The coronavirus pandemic has decimated the summer movie season like the Thanos finger-snap that set off 2019’s blockbuster season.

However, like the dinosaurs in “Jurassic Park,” movies find a way.

Here are the winners of Pandemic Summer 2020:


This should be a no-brainer, but streaming was the king of summer 2020. Streaming rose 85 percent from 2019 with the estimated number of minutes streamed at 400 billion, according to a Nielsen analysis reported in Variety. With people staying at home and working from home, or not working at all, they turned to their screens for entertainment and escape. Streaming was already beginning to rise in power, with new streaming services debuting on a regular basis. The pandemic provided the perfect recipe for a streaming take over.


There was a feeling of uncertainty in the early months of the pandemic, which remains even now. Because of this, people are looking for comfort and something familiar. They turned to old favorites to remember simpler times.

Parents watched Disney classics with their children on Disney+. Many rewatched favorite TV shows like “The Office” or old favorites like “Avatar: The Last Airbender,” where you didn’t have to wonder: “What’s going to happen next?”

As the pandemic swirled around creating “what ifs” at every turn, these movies and TV series didn’t offer surprises or horrific outcomes, only happy endings.


With streaming on the rise, viewers not only watched movies but other series. The two mediums blur together in streaming.

Series offer more content. A show with five seasons and 22 episodes is more than a two-hour long action flick. You can turn the TV on and go from episode to episode without a break.

Drive-in Theaters

The surprising rescuer in the summer blockbuster season was a return to retro: drive-in movie theaters.
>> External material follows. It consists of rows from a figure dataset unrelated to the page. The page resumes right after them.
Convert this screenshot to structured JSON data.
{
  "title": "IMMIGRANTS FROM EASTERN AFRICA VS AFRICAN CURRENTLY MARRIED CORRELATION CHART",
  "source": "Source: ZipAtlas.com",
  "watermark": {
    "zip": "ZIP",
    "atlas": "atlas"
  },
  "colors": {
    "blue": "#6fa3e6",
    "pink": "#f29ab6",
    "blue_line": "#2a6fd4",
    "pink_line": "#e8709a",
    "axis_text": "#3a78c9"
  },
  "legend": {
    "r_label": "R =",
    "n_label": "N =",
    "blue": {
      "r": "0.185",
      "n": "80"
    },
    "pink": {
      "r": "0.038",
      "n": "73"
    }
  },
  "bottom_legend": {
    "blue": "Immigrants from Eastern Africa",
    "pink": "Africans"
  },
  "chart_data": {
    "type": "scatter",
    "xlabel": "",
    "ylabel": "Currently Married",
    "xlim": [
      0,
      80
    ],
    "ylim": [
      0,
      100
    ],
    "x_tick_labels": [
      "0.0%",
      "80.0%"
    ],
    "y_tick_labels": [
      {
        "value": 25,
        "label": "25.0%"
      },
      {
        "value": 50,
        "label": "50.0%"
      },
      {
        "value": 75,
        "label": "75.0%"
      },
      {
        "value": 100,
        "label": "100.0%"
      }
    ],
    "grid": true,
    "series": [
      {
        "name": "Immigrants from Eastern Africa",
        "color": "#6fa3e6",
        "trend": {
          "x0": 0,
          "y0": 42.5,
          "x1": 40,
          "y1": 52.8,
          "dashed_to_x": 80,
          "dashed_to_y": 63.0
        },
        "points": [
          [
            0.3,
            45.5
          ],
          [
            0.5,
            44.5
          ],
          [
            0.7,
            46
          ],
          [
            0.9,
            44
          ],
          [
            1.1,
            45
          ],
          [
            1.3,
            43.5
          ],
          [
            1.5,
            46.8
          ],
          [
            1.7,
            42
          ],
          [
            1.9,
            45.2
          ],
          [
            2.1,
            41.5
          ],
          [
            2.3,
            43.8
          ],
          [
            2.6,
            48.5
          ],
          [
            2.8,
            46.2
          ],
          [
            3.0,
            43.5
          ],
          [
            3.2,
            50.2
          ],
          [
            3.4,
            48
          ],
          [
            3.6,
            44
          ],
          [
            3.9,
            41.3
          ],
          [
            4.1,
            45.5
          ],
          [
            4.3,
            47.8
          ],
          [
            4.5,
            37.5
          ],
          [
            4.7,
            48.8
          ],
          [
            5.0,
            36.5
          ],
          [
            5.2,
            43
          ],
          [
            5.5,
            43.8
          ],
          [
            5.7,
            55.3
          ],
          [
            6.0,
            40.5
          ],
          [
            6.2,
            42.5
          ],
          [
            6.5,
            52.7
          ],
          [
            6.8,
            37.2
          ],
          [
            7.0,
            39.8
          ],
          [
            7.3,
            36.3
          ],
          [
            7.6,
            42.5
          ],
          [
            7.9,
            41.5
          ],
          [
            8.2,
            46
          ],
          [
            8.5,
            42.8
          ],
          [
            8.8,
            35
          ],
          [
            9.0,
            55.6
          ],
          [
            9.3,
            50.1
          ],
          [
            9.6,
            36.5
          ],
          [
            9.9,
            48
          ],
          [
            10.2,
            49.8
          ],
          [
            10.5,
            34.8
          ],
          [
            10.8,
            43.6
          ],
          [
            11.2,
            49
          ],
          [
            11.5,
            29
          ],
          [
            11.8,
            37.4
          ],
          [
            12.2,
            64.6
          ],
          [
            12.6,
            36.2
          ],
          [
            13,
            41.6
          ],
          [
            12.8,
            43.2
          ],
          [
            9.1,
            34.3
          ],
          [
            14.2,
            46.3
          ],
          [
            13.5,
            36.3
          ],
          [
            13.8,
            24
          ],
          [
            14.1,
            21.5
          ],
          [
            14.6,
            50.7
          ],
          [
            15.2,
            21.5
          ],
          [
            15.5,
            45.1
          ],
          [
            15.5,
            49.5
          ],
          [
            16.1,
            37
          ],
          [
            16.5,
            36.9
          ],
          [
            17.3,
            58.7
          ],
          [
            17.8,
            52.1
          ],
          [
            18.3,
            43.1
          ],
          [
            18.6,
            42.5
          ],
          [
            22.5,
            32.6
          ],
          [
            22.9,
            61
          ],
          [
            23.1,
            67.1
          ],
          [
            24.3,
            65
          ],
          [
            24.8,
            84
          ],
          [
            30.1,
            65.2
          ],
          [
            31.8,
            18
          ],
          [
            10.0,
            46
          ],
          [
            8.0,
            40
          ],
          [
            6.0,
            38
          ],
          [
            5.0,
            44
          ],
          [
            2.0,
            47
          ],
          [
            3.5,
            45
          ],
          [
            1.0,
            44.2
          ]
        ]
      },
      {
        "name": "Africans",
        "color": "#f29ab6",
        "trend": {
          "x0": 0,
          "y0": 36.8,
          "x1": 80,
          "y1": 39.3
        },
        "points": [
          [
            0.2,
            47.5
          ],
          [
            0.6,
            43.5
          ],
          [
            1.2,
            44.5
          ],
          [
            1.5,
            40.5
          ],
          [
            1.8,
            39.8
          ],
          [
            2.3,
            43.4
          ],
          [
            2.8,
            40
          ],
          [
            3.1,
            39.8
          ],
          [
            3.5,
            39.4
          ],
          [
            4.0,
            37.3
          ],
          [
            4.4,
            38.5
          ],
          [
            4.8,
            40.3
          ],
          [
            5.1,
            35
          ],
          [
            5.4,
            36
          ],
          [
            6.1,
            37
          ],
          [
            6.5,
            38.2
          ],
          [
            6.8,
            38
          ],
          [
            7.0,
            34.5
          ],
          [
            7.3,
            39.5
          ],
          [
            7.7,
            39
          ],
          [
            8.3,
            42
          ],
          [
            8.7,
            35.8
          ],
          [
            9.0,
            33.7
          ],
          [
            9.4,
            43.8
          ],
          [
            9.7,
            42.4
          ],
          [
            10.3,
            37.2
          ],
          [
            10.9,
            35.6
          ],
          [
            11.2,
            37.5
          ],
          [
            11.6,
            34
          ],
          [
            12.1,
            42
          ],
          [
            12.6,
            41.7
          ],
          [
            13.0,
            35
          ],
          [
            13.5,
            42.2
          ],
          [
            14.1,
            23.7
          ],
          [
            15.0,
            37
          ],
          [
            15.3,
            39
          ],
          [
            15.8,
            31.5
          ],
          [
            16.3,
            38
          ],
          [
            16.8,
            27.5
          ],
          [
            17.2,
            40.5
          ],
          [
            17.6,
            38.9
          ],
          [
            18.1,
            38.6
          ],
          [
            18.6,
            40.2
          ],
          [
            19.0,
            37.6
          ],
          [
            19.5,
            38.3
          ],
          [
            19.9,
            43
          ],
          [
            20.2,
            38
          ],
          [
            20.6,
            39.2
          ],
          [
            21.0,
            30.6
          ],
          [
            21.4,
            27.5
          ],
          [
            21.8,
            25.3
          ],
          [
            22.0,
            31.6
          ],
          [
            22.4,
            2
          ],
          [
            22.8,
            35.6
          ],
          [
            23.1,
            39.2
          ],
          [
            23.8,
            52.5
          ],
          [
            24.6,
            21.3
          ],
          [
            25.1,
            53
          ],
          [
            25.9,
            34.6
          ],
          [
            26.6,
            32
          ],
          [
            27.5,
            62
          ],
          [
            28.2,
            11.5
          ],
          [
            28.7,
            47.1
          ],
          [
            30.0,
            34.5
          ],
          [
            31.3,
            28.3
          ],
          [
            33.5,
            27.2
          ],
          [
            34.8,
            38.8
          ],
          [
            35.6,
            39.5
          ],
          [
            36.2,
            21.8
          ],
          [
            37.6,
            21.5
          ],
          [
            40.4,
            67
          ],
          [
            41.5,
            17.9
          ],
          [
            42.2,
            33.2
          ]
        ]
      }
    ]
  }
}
While these theaters couldn’t show new releases (because there were none) they could offer viewers a movie theater experience with a big screen in a socially distant setting approved by the Center for Disease Control and Prevention. Not only did drive-in theaters offer sanctuary for movies, but also music. People chucked out $100 a piece to get a “live” musical concert from performers like Garth Brooks and Metallica, showing that along with movies, the music never dies.